İşçi borçlanmadan hiçbir şeye sahip olamayacağını düşünüp dişini sıkar, borç bitmeden huzura kavuşamayacağını bilir. Oysa borç bir türlü bitmez, huzur da gelmez. Bir kez kredi batağına saplandı mı işçilerin yakasını kurtarması kolay olmaz. İşçiler, bir an önce borçları bitsin diye, kendilerini daha çok çalışmak zorunda hissederler. Daha çok çalışırlarsa daha çok kazanacaklarına, borçları kapatacaklarına inanırlar. Ömür fazla mesailerle tükenir. İşçiler adeta makinenin bir parçası haline gelirler. Çok çalışmaktan sağlığını kaybeden işçiler, çocuklarının, eşlerinin yüzlerini göremez olurlar. Bankalara olan borçları düşünmekten, kendilerini, sevdiklerini, geleceklerini düşünmeye fırsat bulamazlar. Kıt kanaat geçinmeye, dişlerinden tırnaklarından arttırmaya çalışırlar. Akrabalarını, eş ve dostlarını göremezler, sosyal yaşam ortadan kalkar ve şöyle bir çıkıp dolaşmak bile lüks haline gelir. Bu durumda işçiler mutlu olamazlar, insani ilişkilerini kaybederler, yaşamdan zevk alamazlar. Hayatlarındaki en önemli şey borcun bir an önce bitmesidir ve bu durum her şeyin önüne geçer.

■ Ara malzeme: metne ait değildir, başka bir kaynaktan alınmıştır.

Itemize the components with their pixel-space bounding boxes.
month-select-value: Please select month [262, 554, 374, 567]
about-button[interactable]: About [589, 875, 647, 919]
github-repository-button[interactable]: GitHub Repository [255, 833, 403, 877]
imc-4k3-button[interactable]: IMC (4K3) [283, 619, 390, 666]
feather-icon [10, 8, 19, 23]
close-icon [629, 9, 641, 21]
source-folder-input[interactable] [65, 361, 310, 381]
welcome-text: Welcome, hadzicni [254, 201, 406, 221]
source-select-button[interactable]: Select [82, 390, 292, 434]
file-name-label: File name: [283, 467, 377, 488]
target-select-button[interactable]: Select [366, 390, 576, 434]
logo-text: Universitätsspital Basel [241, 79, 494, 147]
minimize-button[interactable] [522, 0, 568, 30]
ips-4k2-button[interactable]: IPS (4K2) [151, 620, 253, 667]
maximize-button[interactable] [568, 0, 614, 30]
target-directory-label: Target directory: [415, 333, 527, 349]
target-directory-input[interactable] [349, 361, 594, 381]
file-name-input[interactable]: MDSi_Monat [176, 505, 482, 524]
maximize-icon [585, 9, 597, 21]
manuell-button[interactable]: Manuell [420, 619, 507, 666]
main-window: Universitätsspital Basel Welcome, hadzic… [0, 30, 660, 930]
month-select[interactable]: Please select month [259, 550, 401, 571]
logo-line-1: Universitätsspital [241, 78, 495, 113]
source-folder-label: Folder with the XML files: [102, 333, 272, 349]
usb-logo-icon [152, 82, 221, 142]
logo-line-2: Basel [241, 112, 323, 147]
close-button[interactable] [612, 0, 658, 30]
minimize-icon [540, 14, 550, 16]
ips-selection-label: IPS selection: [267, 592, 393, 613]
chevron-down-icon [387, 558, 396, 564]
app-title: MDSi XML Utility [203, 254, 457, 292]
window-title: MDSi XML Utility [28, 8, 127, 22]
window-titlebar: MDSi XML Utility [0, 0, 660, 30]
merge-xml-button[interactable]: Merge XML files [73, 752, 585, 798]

Kalan kredi taksitlerini düşünmekten uykuları kaçan işçiler, kara kara düşünüp işyerindeki haksızlıklara ses çıkaramaz hale gelirler. İşlerini kaybetmemek için her şeyi sineye çeken, tam da patronların istediği tipte işçilere dönüşürler. Bir işyerinde çalışma koşullarını iyileştirmek, ücretleri yükseltmek, sendikalaşmak için mücadele başladığında pek çok işçi, “Haklısınız, ama size katılamam. Benim bankaya kredi borcum var. Patron işten atarsa, borcu nasıl öderim?” der. Kredi borçlarının yükü, işçileri haklarını aramayan, boyun eğen işçilere dönüştürüyor. Bilinmelidir ki, patronlar ücretleri özellikle düşük tutuyor ve işçileri banka kredilerine, kredi kartlarına mecbur ediyorlar. İşçiler borç yükü altına girsin, gelecek yıllarını bankalara ipotek etsin, sesini çıkarmadan çalışsın diye. İşte böyle. Borç kamçısı insanın sırtında şaklatılırken ortada yiğitlik mi kalır!
Oysa hakkımızı aradığımızda, bir araya gelerek mücadele ettiğimizde, yiğitçe patronların karşısına dikilebiliriz. Çözüm fazla mesailerde ömür tüketerek kalan yaşamımızda borç ödemek değil, mücadele etmektir. İşçi sınıfı olarak en büyük borcumuz, mücadele ederek kazanacağımız hakları bizden sonraki işçi kuşaklarına bırakmaktır. Sırtımızda şaklattıkları borç kırbacını patronların ellerinden almaktan başka yol yok!